What is the problem?

Both, product derivatives as well as new uses can have a so-called evergreening effect. What is supposed to "green forever" are existing patents. By only slightly modifying a pre-existing compound, the innovator might be granted a new patent for another, let us say, 20 years. In practice, patenting of product derivatives can result in the non-availability for generic competitors of the substance protected by the original patent.

You might ask yourself, why a third party may be precluded from using the old original patent if the new product is not identical with the old one, but protected by a different patent. Theoretically, it is true that the previously existing original patent is not affected by the newly granted patent on a product derivative. Thus, the old product should be freely available and any third party should theoretically be able to access it after the patent is expired. In practice, however, judges, lawyers and other pharmaceutical lay persons may encounter serious difficulties in trying to distinguish between the particular chemical entities covered by the prior original patent and those covered by the new derivative.
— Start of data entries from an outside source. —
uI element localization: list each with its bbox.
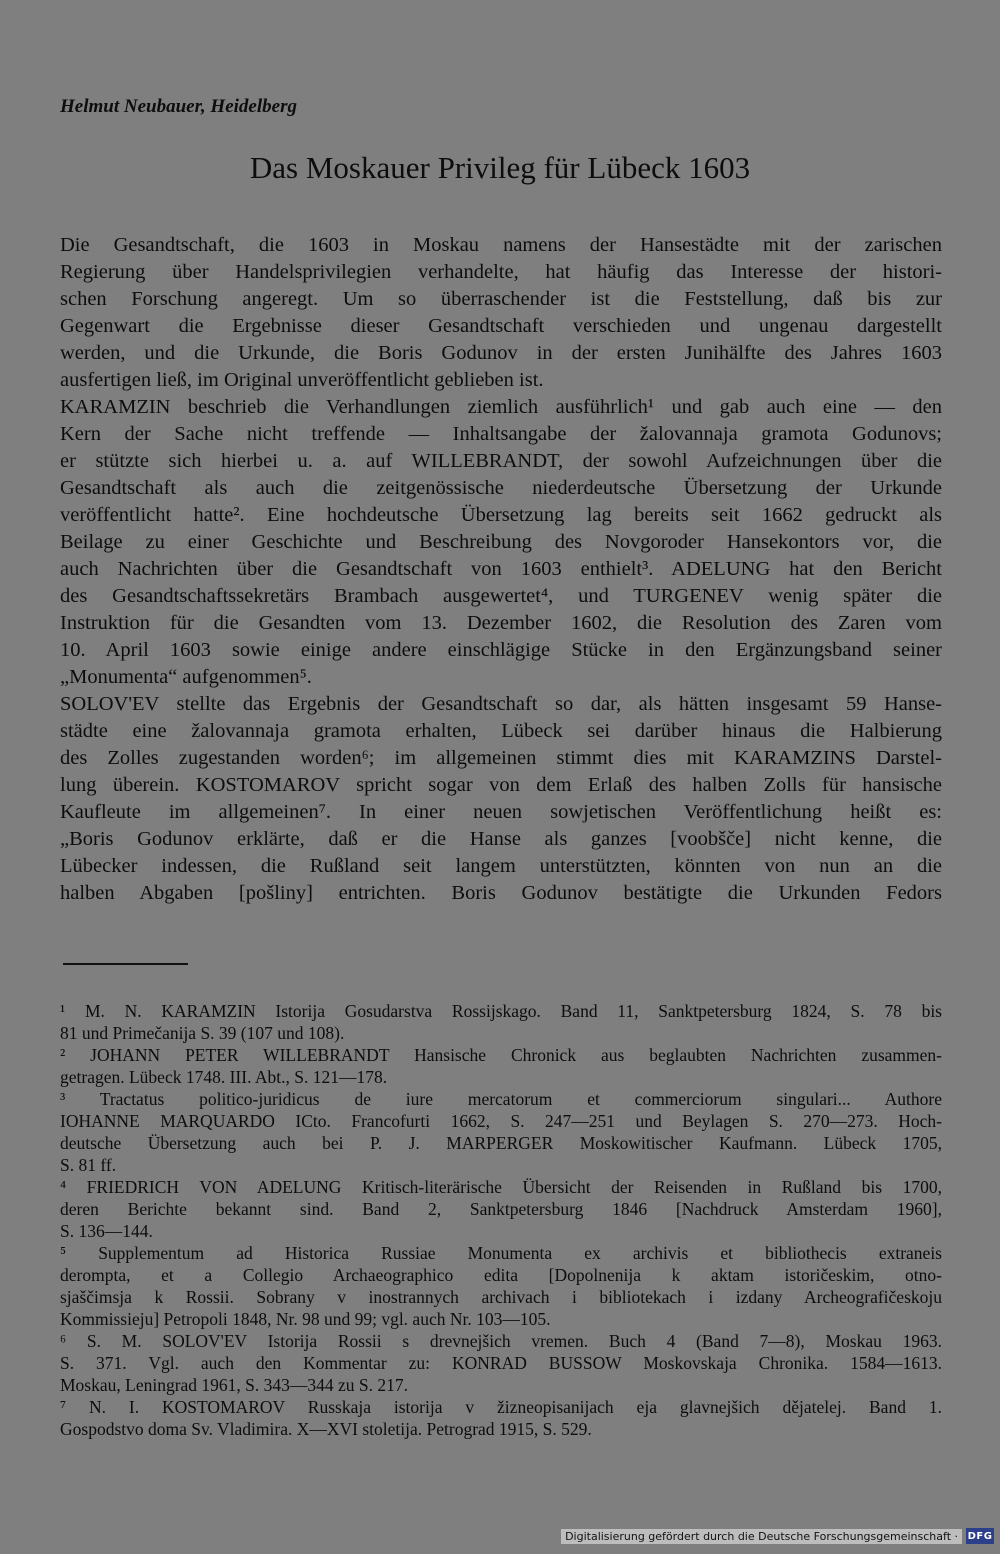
body-line: des Zolles zugestanden worden⁶; im allgemeinen stimmt dies mit KARAMZINS Darstel- [60,747,942,769]
footnote-line: ⁴ FRIEDRICH VON ADELUNG Kritisch-literärische Übersicht der Reisenden in Rußland bis 1700, [60,1177,942,1197]
body-line: Kern der Sache nicht treffende — Inhaltsangabe der žalovannaja gramota Godunovs; [60,423,942,445]
footnote-line: IOHANNE MARQUARDO ICto. Francofurti 1662, S. 247—251 und Beylagen S. 270—273. Hoch- [60,1111,942,1131]
footnote-line: ³ Tractatus politico-juridicus de iure mercatorum et commerciorum singulari... Authore [60,1089,942,1109]
footnotes [60,1000,942,1440]
body-line: städte eine žalovannaja gramota erhalten, Lübeck sei darüber hinaus die Halbierung [60,720,942,742]
body-line: veröffentlicht hatte². Eine hochdeutsche Übersetzung lag bereits seit 1662 gedruckt als [60,504,942,526]
footnote-line: ⁷ N. I. KOSTOMAROV Russkaja istorija v žizneopisanijach eja glavnejšich dějatelej. Band 1. [60,1397,942,1417]
body-line: Lübecker indessen, die Rußland seit langem unterstützten, könnten von nun an die [60,855,942,877]
body-line: halben Abgaben [pošliny] entrichten. Boris Godunov bestätigte die Urkunden Fedors [60,882,942,904]
footnote-line: 81 und Primečanija S. 39 (107 und 108). [60,1023,345,1043]
body-line: „Boris Godunov erklärte, daß er die Hanse als ganzes [voobšče] nicht kenne, die [60,828,942,850]
footnote-line: ¹ M. N. KARAMZIN Istorija Gosudarstva Rossijskago. Band 11, Sanktpetersburg 1824, S. 78 bis [60,1001,942,1021]
footnote-line: getragen. Lübeck 1748. III. Abt., S. 121—178. [60,1067,388,1087]
body-line: Kaufleute im allgemeinen⁷. In einer neuen sowjetischen Veröffentlichung heißt es: [60,801,942,823]
footnote-line: derompta, et a Collegio Archaeographico edita [Dopolnenija k aktam istoričeskim, otno- [60,1265,942,1285]
footnote-line: sjaščimsja k Rossii. Sobrany v inostrannych archivach i bibliotekach i izdany Archeografičeskoju [60,1287,942,1307]
body-line: schen Forschung angeregt. Um so überraschender ist die Feststellung, daß bis zur [60,288,942,310]
author-line: Helmut Neubauer, Heidelberg [60,96,297,117]
body-line: auch Nachrichten über die Gesandtschaft von 1603 enthielt³. ADELUNG hat den Bericht [60,558,942,580]
body-line: lung überein. KOSTOMAROV spricht sogar von dem Erlaß des halben Zolls für hansische [60,774,942,796]
footnote-line: Moskau, Leningrad 1961, S. 343—344 zu S. 217. [60,1375,409,1395]
body-text [60,232,942,907]
footnote-line: ⁶ S. M. SOLOV'EV Istorija Rossii s drevnejšich vremen. Buch 4 (Band 7—8), Moskau 1963. [60,1331,942,1351]
body-line: Instruktion für die Gesandten vom 13. Dezember 1602, die Resolution des Zaren vom [60,612,942,634]
footnote-line: S. 136—144. [60,1221,153,1241]
body-line: Gesandtschaft als auch die zeitgenössische niederdeutsche Übersetzung der Urkunde [60,477,942,499]
body-line: er stützte sich hierbei u. a. auf WILLEBRANDT, der sowohl Aufzeichnungen über die [60,450,942,472]
body-line: KARAMZIN beschrieb die Verhandlungen ziemlich ausführlich¹ und gab auch eine — den [60,396,942,418]
body-line: SOLOV'EV stellte das Ergebnis der Gesandtschaft so dar, als hätten insgesamt 59 Hanse- [60,693,942,715]
dfg-logo-icon: DFG [966,1528,994,1544]
footnote-line: S. 81 ff. [60,1155,117,1175]
funding-note: Digitalisierung gefördert durch die Deutsche Forschungsgemeinschaft · [561,1529,962,1544]
footnote-separator [63,963,188,965]
footnote-line: ² JOHANN PETER WILLEBRANDT Hansische Chronick aus beglaubten Nachrichten zusammen- [60,1045,942,1065]
body-line: Beilage zu einer Geschichte und Beschreibung des Novgoroder Hansekontors vor, die [60,531,942,553]
footnote-line: ⁵ Supplementum ad Historica Russiae Monumenta ex archivis et bibliothecis extraneis [60,1243,942,1263]
body-line: „Monumenta“ aufgenommen⁵. [60,666,312,688]
footnote-line: Gospodstvo doma Sv. Vladimira. X—XVI stoletija. Petrograd 1915, S. 529. [60,1419,592,1439]
body-line: ausfertigen ließ, im Original unveröffentlicht geblieben ist. [60,369,544,391]
footnote-line: deutsche Übersetzung auch bei P. J. MARPERGER Moskowitischer Kaufmann. Lübeck 1705, [60,1133,942,1153]
footnote-line: Kommissieju] Petropoli 1848, Nr. 98 und 99; vgl. auch Nr. 103—105. [60,1309,551,1329]
digitization-footer [561,1526,994,1546]
body-line: 10. April 1603 sowie einige andere einschlägige Stücke in den Ergänzungsband seiner [60,639,942,661]
footnote-line: deren Berichte bekannt sind. Band 2, Sanktpetersburg 1846 [Nachdruck Amsterdam 1960], [60,1199,942,1219]
article-title: Das Moskauer Privileg für Lübeck 1603 [249,150,751,185]
body-line: des Gesandtschaftssekretärs Brambach ausgewertet⁴, und TURGENEV wenig später die [60,585,942,607]
body-line: werden, und die Urkunde, die Boris Godunov in der ersten Junihälfte des Jahres 1603 [60,342,942,364]
footnote-line: S. 371. Vgl. auch den Kommentar zu: KONRAD BUSSOW Moskovskaja Chronika. 1584—1613. [60,1353,942,1373]
body-line: Die Gesandtschaft, die 1603 in Moskau namens der Hansestädte mit der zarischen [60,234,942,256]
body-line: Regierung über Handelsprivilegien verhandelte, hat häufig das Interesse der histori- [60,261,942,283]
body-line: Gegenwart die Ergebnisse dieser Gesandtschaft verschieden und ungenau dargestellt [60,315,942,337]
These complexities may encourage patent holders to involve potential generic competitors in "strategic" infringement litigation which may often block or delay the competitors' market entry.

IDevice Icon The Paroxetine case

The Paroxetine case pictures well how patents on pharmaceutical product derivatives can delay the market entry of generic competitors.

A pharmaceutical company, after its original patent on the substance paroxetine had expired, filed a patent application for paroxetine hydrochloride hemihydrate, a modified form of the originally patented substance paroxetine. After several years of litigation between the originator company and a generic competitor, the new claim to paroxetine hydrochloride hemihydrate was held invalid by the competent appeal court. By alleging that the generic competitor's product (paroxetine hydrochloride anhydrate) fell within the scope of its (invalid) claim to paroxetine hydrochloride hemihydrate, the originator company succeeded in delaying considerably the market entry of the generic drug (which took place only five and a half years after the generic producer's application for marketing approval). During the court proceedings, the originator company pursued four additional infringement suits, alleging the generic product fell within the scope of several different forms and new uses of paroxetine hydrochloride. The infringement proceedings resulted in five overlapping 30-month stays, preventing the US Food and Drug Authority (FDA) from authorising the marketing of the generic product for over 65 months. During one year of artificially extended market exclusivity (based on an invalid patent), the originator company gained more than 1 billion USD in net sales of the respective pharmaceutical product.